Costa Concordia Accident To Hit Carnival Corp. Earnings

Early today, Carnival Corporation, the parent company of Costa Cruises, and USB Warburg's financial analysts addressed the financial impact of Friday's Costa Concordia accident.
Carnival Corp.'s press release to Travel Agent was sent at 2:07 a.m. Eastern time, while Robin Farley, a cruise industry analyst for USB Warburg, sent her initial assessment of the financial impact at 1:42 a.m. Eastern time

The statements addressed factors that will have a financial impact on Carnival Corp.'s 2012 financial earnings. Both were timed to arrive prior to the opening of the New York and London Stock Exchanges, where Carnival (CCL) shares are traded.
“With the tragedy still fresh, it is difficult to know what the impact on future bookings may be,” Farley told her investors. She said European-sourcing brands now comprise 37 percent of Carnival Corporation’s fleet, and Costa itself is about 16 percent of the fleet if measured by available passenger cruise days.
“Still we must assume that there will be some degree of impact on bookings across all cruise lines, at least initially,” Farley told investors. She also said Costa Concordia’s 3,000 passenger capacity means it is 1.5 percent of CCL’s total company capacity.

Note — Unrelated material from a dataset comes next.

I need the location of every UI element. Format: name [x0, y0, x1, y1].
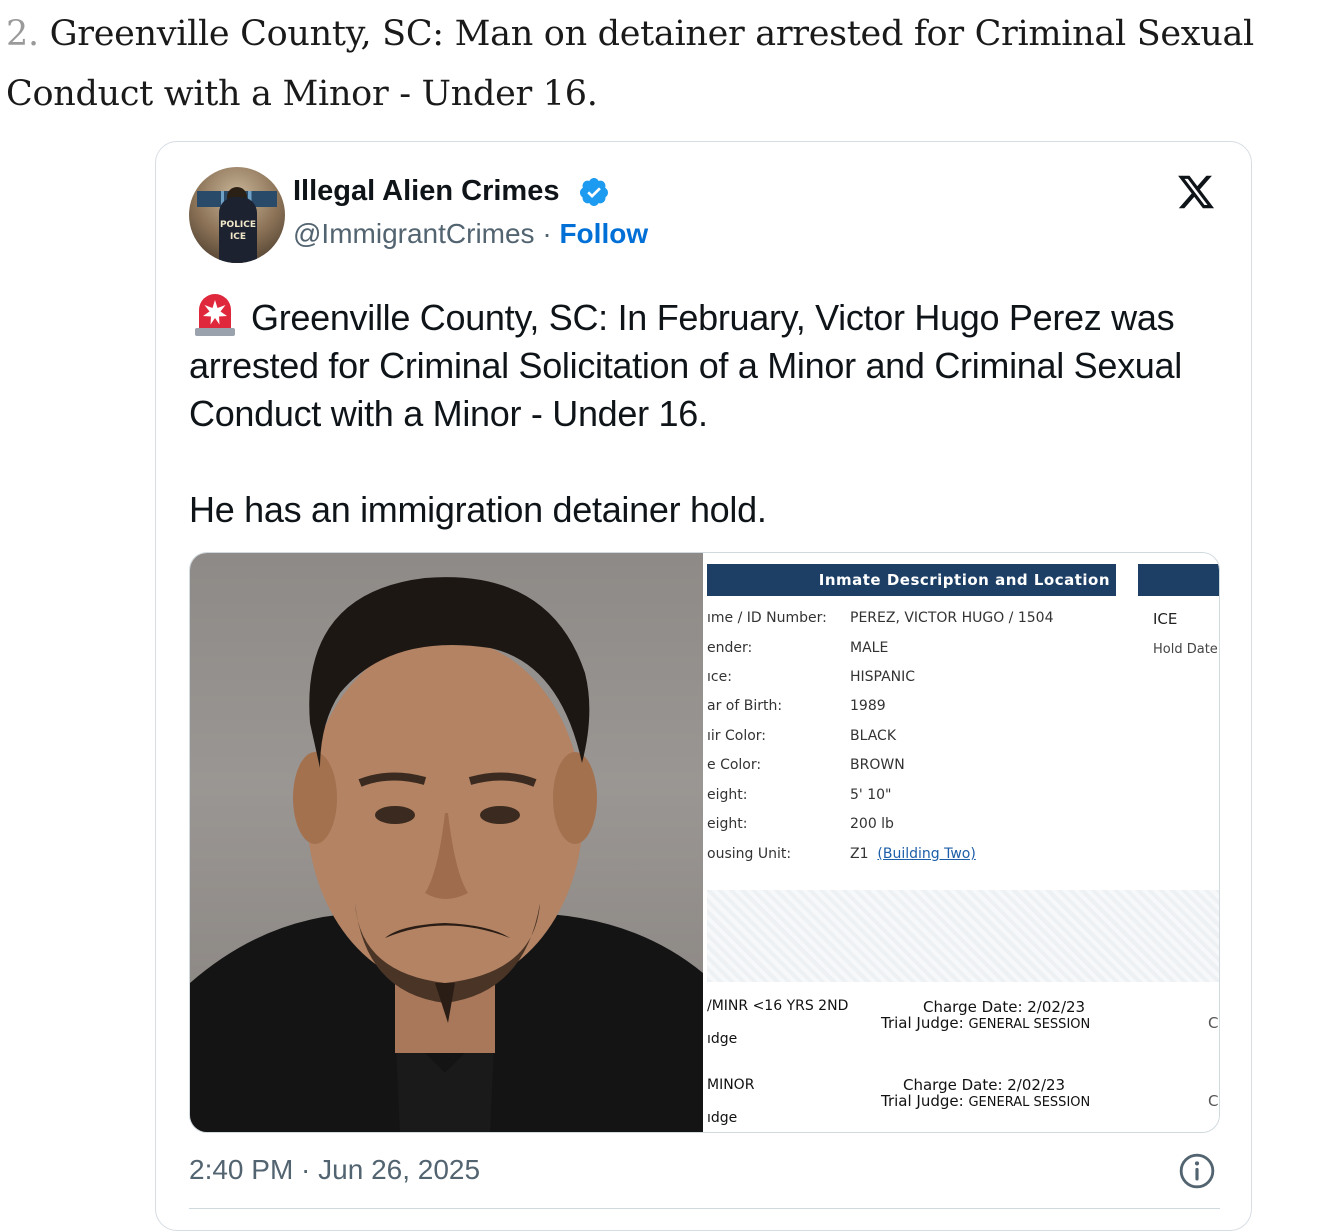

So USB Warburg estimates that removal of ship from the company’s fleet could represent 9 cents of lower earnings per share annually, but since 10 percent of Carnival’s 2012 fiscal year has already passed, the impact is reduced to about 8 cents per share.
She also says the company will take a one-time hit of 9 cents per share in fiscal year 2012 for insurance deductibles and other one-time costs.
In putting out its statement, Carnival Corp. focused on people first. “At this time, our priority is the safety of our passengers and crew,” said Micky Arison, chairman and CEO, Carnival Corporation. “We are deeply saddened by this tragic event and our hearts go out to everyone affected by the grounding of the Costa Concordia and especially to the families and loved ones of those who lost their lives. They will remain in our thoughts and prayers.”
But, in accordance with financial disclosure requirements, the company needed to provide investors with information on the potential impact of the accident.
Carnival Corp. said it has insurance coverage for damage to the vessel with a deductible of approximately $30 million as well as insurance for third party personal injury liability subject to an additional deductible of approximately $10 million for this incident.
What's the ship worth? Farley said Costa Concordia was delivered to Carnival Corp. in July 2006 at $575 million, so the book value of the ship currently stands at $485 million.
However, while the company’s investment in the ship hardware is covered by insurance if the ship cannot be repaired for some reason, at the same time, the company self-insures for loss of the use of the vessel. So it will not receive any funds to make up for loss of 2012 bookings and revenue from the ship.  
As for the status of the vessel, Carnival Corp. said a damage assessment is under way to determine how long the ship will be out of service, but that it expects Costa Concordia to be out of service for the current fiscal year -- if not longer.
While the ship may seem a total loss to many who see the dramatic news media photos of the ship on its side, maritime experts say that’s not the case. Since the ship was grounded and did not sink in deep water, it likely can be salvaged.
Typically, in such situations, the hull damage is patched, the water pumped out of the ship, and then the ship would return to a more upright position. Then it could be towed to a shipyard for repair.
Carnival Corp. said with the ship out of service for all of the fiscal year ending Nov. 30, it expects the impact to 2012 earnings for loss of the vessel’s use will be $85 million to $95 million or 11 cents to 12 cents per share.
The cruise company also said it anticipates other costs to the business that are not possible to determine at this time.
Farley noted that “the timing of the incident could be particularly disruptive given it is early in Wave season, which is the highest booking volume period of the year for cruise lines.”
She did note, however, that most of the February quarter for Carnival Corp. is already in the so-called penalty period for close-in sailings.
Skittish consumers who cancel at this point for cruises that will sail within the next two months may lose their investment, unless they have the right type of insurance. So that could hold down booking cancellations for close-in voyages.
So she indicated that Carnival Corp. probably wouldn’t see the impact of major cancellations in the first quarter of its fiscal year, although the second quarter could be more troubling.
Farley also said the accident could cause downward pressure on Royal Caribbean Cruises Ltd.'s (RCCL) bookings as well.